The anthropology of and in cyberspace or cyberanthropology is a minor subbranch of sociocultural anthropology that deals with cybernetic systems, the culturally informed interrelationships between human beings and technologies. These interrelationships include the attempts to fuse technological artifacts with human and other biological organisms, with human society, and with the culturally shaped environment. In the wake of recent discourses growing around metaphors like globalization and information age/information society especially Information and Communication Technologies (ICTs) move into cyber anthropology's focus. The complex 'human beings, anthropologists and ICTs' unfolds its relevance for sociocultural anthropology inside the following three main sectors: ICTs as tools for sociocultural anthropologists both in teaching and research.
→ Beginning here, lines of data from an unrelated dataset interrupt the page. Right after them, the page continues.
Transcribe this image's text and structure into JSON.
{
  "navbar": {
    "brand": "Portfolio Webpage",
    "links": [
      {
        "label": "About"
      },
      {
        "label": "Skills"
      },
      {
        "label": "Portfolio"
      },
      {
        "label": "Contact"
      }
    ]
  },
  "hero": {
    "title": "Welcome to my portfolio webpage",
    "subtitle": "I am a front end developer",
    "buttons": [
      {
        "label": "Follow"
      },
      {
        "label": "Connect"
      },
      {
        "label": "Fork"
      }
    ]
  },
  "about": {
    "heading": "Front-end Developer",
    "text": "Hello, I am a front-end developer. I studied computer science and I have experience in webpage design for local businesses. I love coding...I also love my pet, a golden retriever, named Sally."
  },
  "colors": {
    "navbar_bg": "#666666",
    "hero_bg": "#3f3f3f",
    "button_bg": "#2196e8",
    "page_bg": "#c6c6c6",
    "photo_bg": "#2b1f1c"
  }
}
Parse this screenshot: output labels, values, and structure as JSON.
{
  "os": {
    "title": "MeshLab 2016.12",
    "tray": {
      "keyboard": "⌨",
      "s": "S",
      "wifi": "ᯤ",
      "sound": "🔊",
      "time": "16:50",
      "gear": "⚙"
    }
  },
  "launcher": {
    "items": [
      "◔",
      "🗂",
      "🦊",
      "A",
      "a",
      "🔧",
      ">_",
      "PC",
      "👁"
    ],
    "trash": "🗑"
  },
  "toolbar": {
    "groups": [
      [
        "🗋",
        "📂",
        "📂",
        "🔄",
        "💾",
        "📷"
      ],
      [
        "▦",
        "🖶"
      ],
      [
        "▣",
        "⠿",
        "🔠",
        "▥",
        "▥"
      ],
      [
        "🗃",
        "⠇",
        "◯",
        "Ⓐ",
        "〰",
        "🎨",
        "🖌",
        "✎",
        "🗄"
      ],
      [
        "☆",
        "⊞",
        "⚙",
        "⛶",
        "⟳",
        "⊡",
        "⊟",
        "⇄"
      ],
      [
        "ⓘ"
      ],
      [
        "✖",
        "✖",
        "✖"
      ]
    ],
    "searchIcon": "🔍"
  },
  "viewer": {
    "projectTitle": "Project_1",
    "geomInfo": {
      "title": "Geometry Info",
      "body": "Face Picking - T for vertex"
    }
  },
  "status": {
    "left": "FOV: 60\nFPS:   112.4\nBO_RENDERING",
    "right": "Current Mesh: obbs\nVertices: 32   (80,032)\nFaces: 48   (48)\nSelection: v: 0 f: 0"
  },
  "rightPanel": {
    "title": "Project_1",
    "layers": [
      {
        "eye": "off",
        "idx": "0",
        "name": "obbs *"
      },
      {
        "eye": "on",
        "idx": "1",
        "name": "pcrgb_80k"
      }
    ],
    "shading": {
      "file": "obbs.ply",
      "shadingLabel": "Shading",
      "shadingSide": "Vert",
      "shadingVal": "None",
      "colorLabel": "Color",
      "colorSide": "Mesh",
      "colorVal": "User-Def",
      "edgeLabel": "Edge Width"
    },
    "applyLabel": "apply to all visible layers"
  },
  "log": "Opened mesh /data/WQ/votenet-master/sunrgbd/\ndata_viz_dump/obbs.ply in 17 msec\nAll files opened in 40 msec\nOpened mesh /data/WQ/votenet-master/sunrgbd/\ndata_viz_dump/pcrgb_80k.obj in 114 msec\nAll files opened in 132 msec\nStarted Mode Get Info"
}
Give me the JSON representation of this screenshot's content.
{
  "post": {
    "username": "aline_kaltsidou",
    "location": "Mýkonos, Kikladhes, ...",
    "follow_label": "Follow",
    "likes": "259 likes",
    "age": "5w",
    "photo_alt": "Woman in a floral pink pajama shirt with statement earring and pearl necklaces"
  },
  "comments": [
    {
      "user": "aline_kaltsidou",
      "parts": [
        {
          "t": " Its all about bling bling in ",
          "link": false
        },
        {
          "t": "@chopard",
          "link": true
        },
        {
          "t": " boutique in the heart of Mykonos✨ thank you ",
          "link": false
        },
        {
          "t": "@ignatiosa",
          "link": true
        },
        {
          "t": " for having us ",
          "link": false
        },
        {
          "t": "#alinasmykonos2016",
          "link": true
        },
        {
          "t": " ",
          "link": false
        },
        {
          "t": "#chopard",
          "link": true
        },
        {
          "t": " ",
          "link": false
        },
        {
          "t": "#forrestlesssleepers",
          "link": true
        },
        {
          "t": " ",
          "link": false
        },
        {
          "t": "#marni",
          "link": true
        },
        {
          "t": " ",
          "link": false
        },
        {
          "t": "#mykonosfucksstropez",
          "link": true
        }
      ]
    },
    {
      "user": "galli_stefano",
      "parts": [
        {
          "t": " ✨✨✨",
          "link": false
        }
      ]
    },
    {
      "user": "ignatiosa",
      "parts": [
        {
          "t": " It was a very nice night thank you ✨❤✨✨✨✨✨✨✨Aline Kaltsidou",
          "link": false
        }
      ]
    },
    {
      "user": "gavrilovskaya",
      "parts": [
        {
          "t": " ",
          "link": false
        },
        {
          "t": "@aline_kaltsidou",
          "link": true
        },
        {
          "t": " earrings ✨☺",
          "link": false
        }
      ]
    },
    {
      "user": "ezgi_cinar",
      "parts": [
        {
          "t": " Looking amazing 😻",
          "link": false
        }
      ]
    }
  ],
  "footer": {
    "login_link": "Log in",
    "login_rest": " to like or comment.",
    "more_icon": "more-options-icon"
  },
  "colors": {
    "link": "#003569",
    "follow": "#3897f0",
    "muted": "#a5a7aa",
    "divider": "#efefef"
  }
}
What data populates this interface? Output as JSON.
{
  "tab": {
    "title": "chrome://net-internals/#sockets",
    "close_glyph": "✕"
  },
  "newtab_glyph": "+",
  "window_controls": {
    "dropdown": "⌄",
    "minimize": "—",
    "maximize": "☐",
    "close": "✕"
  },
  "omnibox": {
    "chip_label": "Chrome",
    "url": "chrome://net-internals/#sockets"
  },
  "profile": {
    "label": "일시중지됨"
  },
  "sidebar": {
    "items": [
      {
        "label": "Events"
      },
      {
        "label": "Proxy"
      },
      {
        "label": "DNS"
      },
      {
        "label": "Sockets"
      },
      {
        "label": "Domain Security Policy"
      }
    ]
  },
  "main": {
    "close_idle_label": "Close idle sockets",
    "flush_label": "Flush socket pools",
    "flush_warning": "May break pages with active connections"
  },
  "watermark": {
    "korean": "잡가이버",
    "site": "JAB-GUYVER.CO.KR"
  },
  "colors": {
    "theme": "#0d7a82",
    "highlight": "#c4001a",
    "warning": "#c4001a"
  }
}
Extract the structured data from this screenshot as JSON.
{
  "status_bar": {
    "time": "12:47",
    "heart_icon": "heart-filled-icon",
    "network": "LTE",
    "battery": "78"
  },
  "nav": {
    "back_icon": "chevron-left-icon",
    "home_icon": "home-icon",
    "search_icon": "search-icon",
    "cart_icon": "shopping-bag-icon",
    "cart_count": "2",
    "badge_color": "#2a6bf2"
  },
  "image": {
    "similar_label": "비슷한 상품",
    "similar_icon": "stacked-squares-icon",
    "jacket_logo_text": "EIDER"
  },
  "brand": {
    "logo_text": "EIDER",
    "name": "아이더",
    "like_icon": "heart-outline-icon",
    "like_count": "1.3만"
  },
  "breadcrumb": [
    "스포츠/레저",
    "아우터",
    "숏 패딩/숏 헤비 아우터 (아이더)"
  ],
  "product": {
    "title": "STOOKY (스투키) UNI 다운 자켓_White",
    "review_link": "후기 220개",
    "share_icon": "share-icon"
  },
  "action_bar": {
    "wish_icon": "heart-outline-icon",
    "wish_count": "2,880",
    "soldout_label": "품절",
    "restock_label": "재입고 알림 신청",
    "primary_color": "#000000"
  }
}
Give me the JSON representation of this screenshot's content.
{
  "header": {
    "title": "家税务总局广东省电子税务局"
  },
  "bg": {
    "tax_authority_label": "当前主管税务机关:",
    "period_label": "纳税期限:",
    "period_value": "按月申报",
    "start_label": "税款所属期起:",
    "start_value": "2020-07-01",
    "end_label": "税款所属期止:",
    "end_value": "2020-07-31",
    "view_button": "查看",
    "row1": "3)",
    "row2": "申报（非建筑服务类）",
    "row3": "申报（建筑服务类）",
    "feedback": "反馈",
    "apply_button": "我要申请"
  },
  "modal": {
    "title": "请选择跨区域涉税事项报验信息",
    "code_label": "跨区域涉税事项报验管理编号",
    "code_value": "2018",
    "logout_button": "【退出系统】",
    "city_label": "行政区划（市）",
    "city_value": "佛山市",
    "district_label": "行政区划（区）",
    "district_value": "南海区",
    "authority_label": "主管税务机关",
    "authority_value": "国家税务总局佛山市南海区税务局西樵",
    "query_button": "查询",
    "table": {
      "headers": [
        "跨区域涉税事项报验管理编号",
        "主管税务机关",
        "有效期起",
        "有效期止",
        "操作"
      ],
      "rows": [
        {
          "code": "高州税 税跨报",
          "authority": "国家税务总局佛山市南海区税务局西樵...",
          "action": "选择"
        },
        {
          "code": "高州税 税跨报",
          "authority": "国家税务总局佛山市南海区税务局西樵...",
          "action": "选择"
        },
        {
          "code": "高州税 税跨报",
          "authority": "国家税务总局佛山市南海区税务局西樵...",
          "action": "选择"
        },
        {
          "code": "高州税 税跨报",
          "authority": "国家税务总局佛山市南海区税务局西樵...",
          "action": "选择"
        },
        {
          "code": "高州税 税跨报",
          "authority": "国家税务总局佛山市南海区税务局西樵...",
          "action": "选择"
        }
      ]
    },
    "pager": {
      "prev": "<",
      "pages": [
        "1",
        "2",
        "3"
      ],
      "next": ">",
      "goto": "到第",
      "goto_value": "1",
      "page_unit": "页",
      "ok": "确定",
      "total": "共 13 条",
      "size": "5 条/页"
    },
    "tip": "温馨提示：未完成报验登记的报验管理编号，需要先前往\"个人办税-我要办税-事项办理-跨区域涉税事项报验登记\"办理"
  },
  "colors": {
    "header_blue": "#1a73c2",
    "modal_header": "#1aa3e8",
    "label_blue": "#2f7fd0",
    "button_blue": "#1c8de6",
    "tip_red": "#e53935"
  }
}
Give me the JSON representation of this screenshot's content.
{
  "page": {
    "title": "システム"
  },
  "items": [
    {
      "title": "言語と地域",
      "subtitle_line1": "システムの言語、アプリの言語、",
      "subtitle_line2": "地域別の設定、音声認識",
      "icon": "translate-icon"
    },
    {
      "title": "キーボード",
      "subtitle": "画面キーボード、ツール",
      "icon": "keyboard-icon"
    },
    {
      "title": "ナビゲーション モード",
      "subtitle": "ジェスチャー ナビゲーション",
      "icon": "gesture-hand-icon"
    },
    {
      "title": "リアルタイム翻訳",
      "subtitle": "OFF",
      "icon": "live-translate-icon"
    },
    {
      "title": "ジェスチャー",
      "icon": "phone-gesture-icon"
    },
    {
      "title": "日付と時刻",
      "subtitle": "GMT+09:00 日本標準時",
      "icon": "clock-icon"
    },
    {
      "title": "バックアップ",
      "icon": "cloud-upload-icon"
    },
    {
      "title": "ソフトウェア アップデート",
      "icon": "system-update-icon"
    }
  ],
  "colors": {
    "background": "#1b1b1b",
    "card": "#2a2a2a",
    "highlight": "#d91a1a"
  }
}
The spectrum reaches from using a personal computer as a typewriter, using and/or generating online-databases and -catalogues, communicating with colleagues and peers via Internet-services, to keeping in touch with informants online, and the theory-based generation of new forms of representation for anthropological knowledge. The latter should especially profit by the 'writing culture' debate and visual anthropology. ICTs in the field. The sociocultural anthropological observation, analysis and interpretation of the consequences of the introduction of ICTs into specific societies and/or groups. (It has to be emphasized that this comprises the whole world, and not "just those" in the traditional field of the discipline, but does not exclude "them" as well.) Concepts like 'cultural appropriation of technology' and 'ethnography of work' seem to be indispensable for this task. 'Cyberspace' as field. The sociocultural anthropological observation, analysis and interpretation of the sociocultural phenomena springing up and taking place in the interactive 'space' ('cyberspace') generated by (computer-) mediated communication (CMC), the Internet-infrastructure and ICTs at large. This comprises national and transnational online-groups, but also movements like e.g. 'Open Source' and the according societal, economical, and juridical issues and problems. To which degree the three sectors become mutually influential or even inseparable, depends on the specific research projects, the involved methods and the specific desiderata of understanding.